Я смотрю на своего мужа — преуспевающего биржевого маклера. Билл всегда был хорош собой, но я понимаю, что сейчас он в лучшей форме, чем когда бы то ни было. Он сбросил вес, и брюшко у него больше не свешивается с ремня. Его обнаженный торс мог бы украсить обложку «Здоровье мужчин» — по крайней мере заднюю. Подождите — а что случилось с седыми прядками, которые недавно появились у него на висках? Я легонько притрагиваюсь к его темно-каштановым бачкам и хихикаю про себя. Даже представить себе не могу, что Билл пользовался краской для волос, но это именно так.
Может быть, после стольких лет у моего ненаглядного появилась пара секретов?
— Итак, милый, наш первый вечер вдвоем, — говорю я и крепче стискиваю его мускулистую руку. — Чего бы тебе хотелось? Пойти в маленький африканский ресторан на Нью-Хэйвен? Или мы едем прямо домой и я переоденусь во что-нибудь поудобнее? — Я тянусь к нему, чтобы поцеловать в щеку, но Билл ускоряет шаг, и я промахиваюсь.
— Хэлли, я должен кое-что тебе сказать, — говорит он и идет, глядя прямо перед собой.

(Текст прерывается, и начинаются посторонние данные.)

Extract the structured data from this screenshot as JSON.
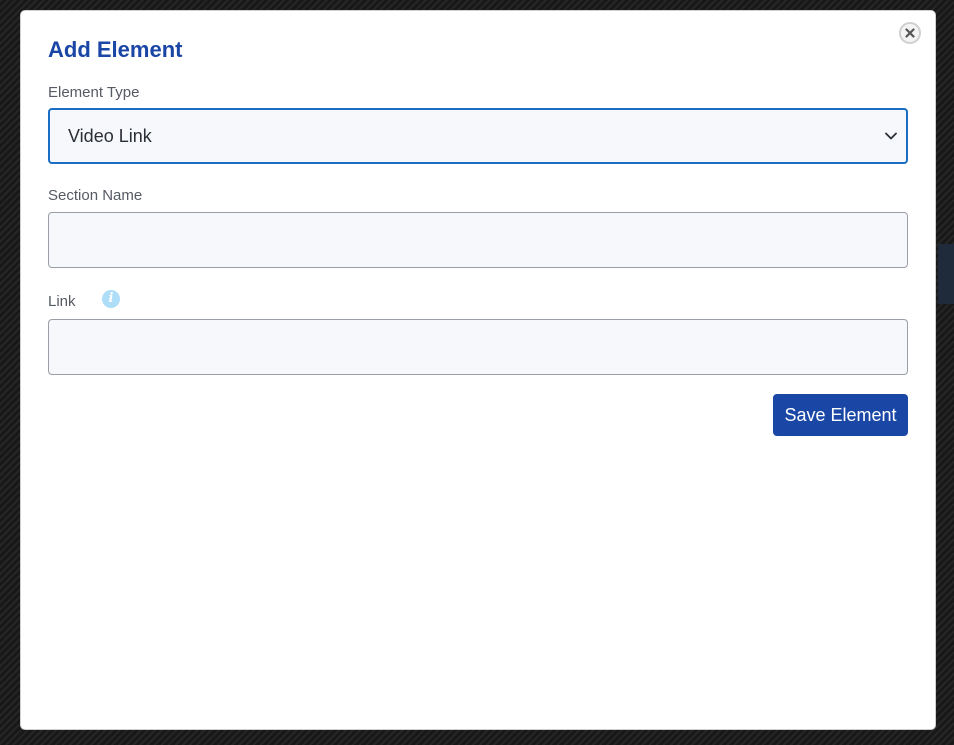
{
  "modal": {
    "title": "Add Element",
    "close_icon": "close-icon"
  },
  "form": {
    "element_type": {
      "label": "Element Type",
      "selected": "Video Link",
      "icon": "chevron-down-icon"
    },
    "section_name": {
      "label": "Section Name",
      "value": "",
      "placeholder": ""
    },
    "link": {
      "label": "Link",
      "value": "",
      "placeholder": "",
      "info_icon": "info-icon",
      "info_glyph": "i"
    },
    "save_label": "Save Element"
  },
  "colors": {
    "accent": "#1a46a6",
    "focus_border": "#1a6fc4",
    "info_icon": "#aeddf7",
    "field_bg": "#f7f8fb"
  }
}
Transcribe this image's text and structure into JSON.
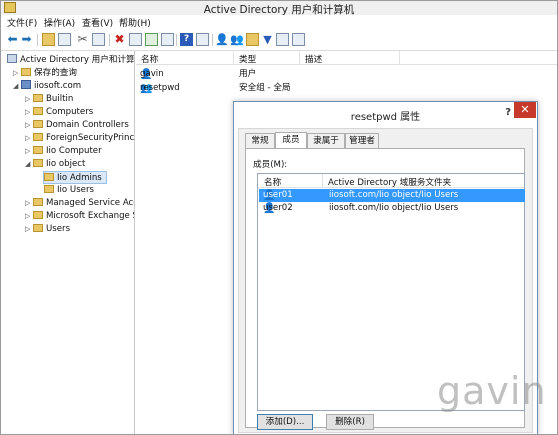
{
  "window": {
    "title": "Active Directory 用户和计算机"
  },
  "menu": [
    "文件(F)",
    "操作(A)",
    "查看(V)",
    "帮助(H)"
  ],
  "toolbar": [
    {
      "name": "back-arrow-icon",
      "glyph": "⬅"
    },
    {
      "name": "forward-arrow-icon",
      "glyph": "➡"
    },
    {
      "name": "up-folder-icon",
      "glyph": ""
    },
    {
      "name": "show-tree-icon",
      "glyph": ""
    },
    {
      "name": "cut-icon",
      "glyph": "✂"
    },
    {
      "name": "copy-icon",
      "glyph": ""
    },
    {
      "name": "delete-icon",
      "glyph": "✖"
    },
    {
      "name": "properties-icon",
      "glyph": ""
    },
    {
      "name": "refresh-icon",
      "glyph": ""
    },
    {
      "name": "export-list-icon",
      "glyph": ""
    },
    {
      "name": "help-icon",
      "glyph": "?"
    },
    {
      "name": "view-icon",
      "glyph": ""
    },
    {
      "name": "new-user-icon",
      "glyph": "👤"
    },
    {
      "name": "new-group-icon",
      "glyph": "👥"
    },
    {
      "name": "new-ou-icon",
      "glyph": ""
    },
    {
      "name": "filter-icon",
      "glyph": "▼"
    },
    {
      "name": "find-icon",
      "glyph": ""
    },
    {
      "name": "add-to-group-icon",
      "glyph": ""
    }
  ],
  "tree": {
    "items": [
      {
        "label": "Active Directory 用户和计算机",
        "level": 0,
        "expand": "",
        "icon": "ad"
      },
      {
        "label": "保存的查询",
        "level": 1,
        "expand": "▷",
        "icon": "folder"
      },
      {
        "label": "iiosoft.com",
        "level": 1,
        "expand": "◢",
        "icon": "domain"
      },
      {
        "label": "Builtin",
        "level": 2,
        "expand": "▷",
        "icon": "folder"
      },
      {
        "label": "Computers",
        "level": 2,
        "expand": "▷",
        "icon": "folder"
      },
      {
        "label": "Domain Controllers",
        "level": 2,
        "expand": "▷",
        "icon": "folder"
      },
      {
        "label": "ForeignSecurityPrincipa",
        "level": 2,
        "expand": "▷",
        "icon": "folder"
      },
      {
        "label": "Iio Computer",
        "level": 2,
        "expand": "▷",
        "icon": "folder"
      },
      {
        "label": "Iio object",
        "level": 2,
        "expand": "◢",
        "icon": "folder"
      },
      {
        "label": "Iio Admins",
        "level": 3,
        "expand": "",
        "icon": "folder",
        "selected": true
      },
      {
        "label": "Iio Users",
        "level": 3,
        "expand": "",
        "icon": "folder"
      },
      {
        "label": "Managed Service Acco",
        "level": 2,
        "expand": "▷",
        "icon": "folder"
      },
      {
        "label": "Microsoft Exchange Se",
        "level": 2,
        "expand": "▷",
        "icon": "folder"
      },
      {
        "label": "Users",
        "level": 2,
        "expand": "▷",
        "icon": "folder"
      }
    ]
  },
  "list": {
    "columns": [
      "名称",
      "类型",
      "描述"
    ],
    "rows": [
      {
        "name": "gavin",
        "type": "用户",
        "desc": "",
        "icon": "user"
      },
      {
        "name": "resetpwd",
        "type": "安全组 - 全局",
        "desc": "",
        "icon": "group"
      }
    ]
  },
  "dialog": {
    "title": "resetpwd 属性",
    "help": "?",
    "close": "✕",
    "tabs": [
      "常规",
      "成员",
      "隶属于",
      "管理者"
    ],
    "active_tab": "成员",
    "members_label": "成员(M):",
    "columns": [
      "名称",
      "Active Directory 域服务文件夹"
    ],
    "rows": [
      {
        "name": "user01",
        "folder": "iiosoft.com/Iio object/Iio Users",
        "selected": true
      },
      {
        "name": "user02",
        "folder": "iiosoft.com/Iio object/Iio Users",
        "selected": false
      }
    ],
    "add_button": "添加(D)...",
    "remove_button": "删除(R)"
  },
  "watermark": "gavin"
}
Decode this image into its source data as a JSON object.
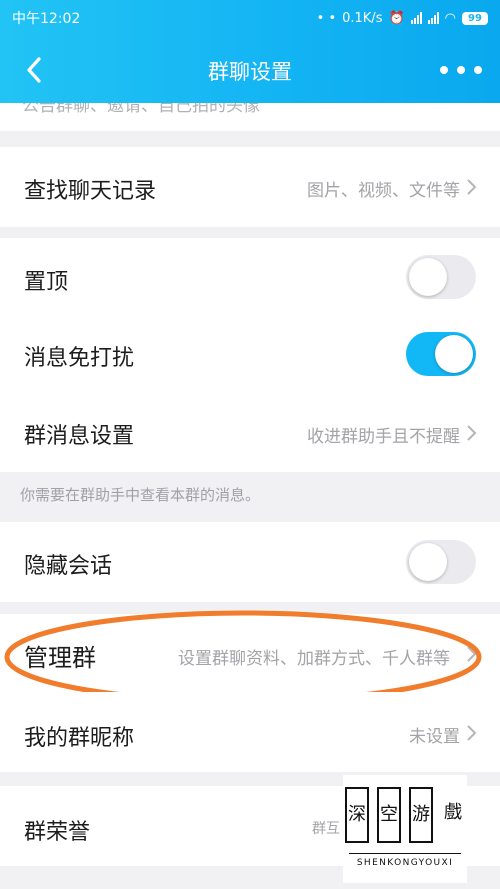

Ого! Не очень-то приятное начало. Я спотыкаюсь. «Я должен тебе кое-что сказать»… Едва ли это прелюдия к «Я так тебя люблю» или хотя бы к «Мне всегда нравилось, как ты готовишь тушеное мясо». Обычно так начинают разговор на тему «Наша кошка умерла» или «У нас сгорел дом». Или…
— Я ухожу от тебя, — не замедляя шага, объявляет Билл.
Он… Что?! Несколько секунд я обдумываю услышанное. Если это значит, что он уходит навсегда, то моему мужу — другу, бессменному спутнику жизни, мужчине, с которым мы занимались любовью всего лишь три (или четыре?) дня назад, — следовало усадить меня, прежде чем сообщать такое! Билл, мой милый Билл! Ты мог бы даже позаботиться заказать мне чашечку кофе.
Впрочем, ты уже не мой милый Билл.
«Я ухожу».
Время останавливается. Я каменею. В мире воцаряется тишина; единственный звук — это отдаленный птичий щебет, в котором я слышу неумолимое и скорбное: «Ты осталась одна. Ты осталась одна. Ты осталась одна».